The hon. Gentleman who has just sat down stated that very often the smaller the number the better. I would remind him that the Board proposed in this Bill has three fewer members than the Board set up by the Reorganisation Act last year. I want to stress the fact that there was no question of pressure being brought to bear with regard to the introduction of the first of the two people that he wants removed, namely, the rayon producer. It cannot be denied that rayon bears a very close relation to cotton. Eighty-five per cent. of the rayon woven into fabric is woven on cotton looms, and more than two-thirds of the output of rayon piece goods are produced by firms which also weave cotton. The cotton industry depends on the rayon producers for a considerable proportion of their raw material, but it is equally true that the rayon producers are dependent on the cotton trade for a good deal of their output. The Committee will remember that last year the relation between cotton and rayon was the subject of a good deal of controversy, but the Government feel that at the present time we should really try to sink our differences and concentrate on a thing which is so vital at the moment and, in spite of the difficulties, co-operate for this one great purpose we have in view. Indeed, as the right hon. Gentleman the Secretary of State for War said last year, it is impossible to separate the export interests of cotton and rayon. There is no better way of getting this co-operation that we want than by getting the rayon producer on the Board, and I would stress again that he is only there for the purpose of advising in order that the experts of both industries, rayon and cotton, may be able to assist.

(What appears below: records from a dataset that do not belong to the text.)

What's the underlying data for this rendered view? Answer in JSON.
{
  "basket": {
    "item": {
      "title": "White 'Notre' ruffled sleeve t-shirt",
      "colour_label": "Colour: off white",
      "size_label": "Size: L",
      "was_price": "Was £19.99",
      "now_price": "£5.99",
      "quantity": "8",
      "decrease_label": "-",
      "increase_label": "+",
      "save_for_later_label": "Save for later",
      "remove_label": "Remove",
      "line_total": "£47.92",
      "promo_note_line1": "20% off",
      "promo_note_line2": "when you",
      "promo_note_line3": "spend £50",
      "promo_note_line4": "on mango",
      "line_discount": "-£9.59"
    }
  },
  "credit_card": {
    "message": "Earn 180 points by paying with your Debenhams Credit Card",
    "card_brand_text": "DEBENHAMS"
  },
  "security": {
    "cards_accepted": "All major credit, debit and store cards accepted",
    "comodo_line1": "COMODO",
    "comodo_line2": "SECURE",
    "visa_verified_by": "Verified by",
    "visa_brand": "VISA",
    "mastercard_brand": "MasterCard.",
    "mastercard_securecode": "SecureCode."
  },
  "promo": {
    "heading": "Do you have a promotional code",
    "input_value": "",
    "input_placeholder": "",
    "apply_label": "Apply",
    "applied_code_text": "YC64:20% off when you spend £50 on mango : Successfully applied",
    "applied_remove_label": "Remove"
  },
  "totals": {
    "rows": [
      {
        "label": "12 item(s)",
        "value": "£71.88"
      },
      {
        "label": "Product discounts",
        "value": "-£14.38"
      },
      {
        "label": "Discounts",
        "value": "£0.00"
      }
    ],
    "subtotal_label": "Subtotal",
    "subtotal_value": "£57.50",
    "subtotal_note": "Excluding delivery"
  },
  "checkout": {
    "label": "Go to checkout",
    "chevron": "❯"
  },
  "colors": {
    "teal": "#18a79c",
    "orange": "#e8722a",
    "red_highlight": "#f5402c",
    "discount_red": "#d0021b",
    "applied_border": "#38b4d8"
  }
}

With regard to the merchant, it maybe that there are too many merchants, but that has nothing whatever to do with this Bill. The hon. Member said there were two merchants for every manufacturer, but that is not the proportion suggested for the Board. In the Bill there are seven producers to two merchants.

Mr. Burke

May I say that that has has been the ruin of the cotton trade?

Major Lloyd George

Surely the hon. Gentleman will not deny that this is a Bill to facilitate exports, and it is necessary to have on the Board people who are experienced in ascertaining markets and fulfilling their requirements. Moreover since the independent person cannot be engaged in the export trade while he is in fact on the Board, it is important to have also on the Board somebody else with a special knowledge of the export trade, for the Committee will remember that the whole object of the Bill is to promote the export trade.

Mr. Tomlinson

In view of the hon. and gallant Gentleman's statement that this is only intended for the war, and will finish with the war, I beg to ask leave to withdraw my Amendment.

Amendment, by leave, withdrawn.

Schedule agreed to.

Bill reported, without Amendment; read the Third time, and passed, without Amendment.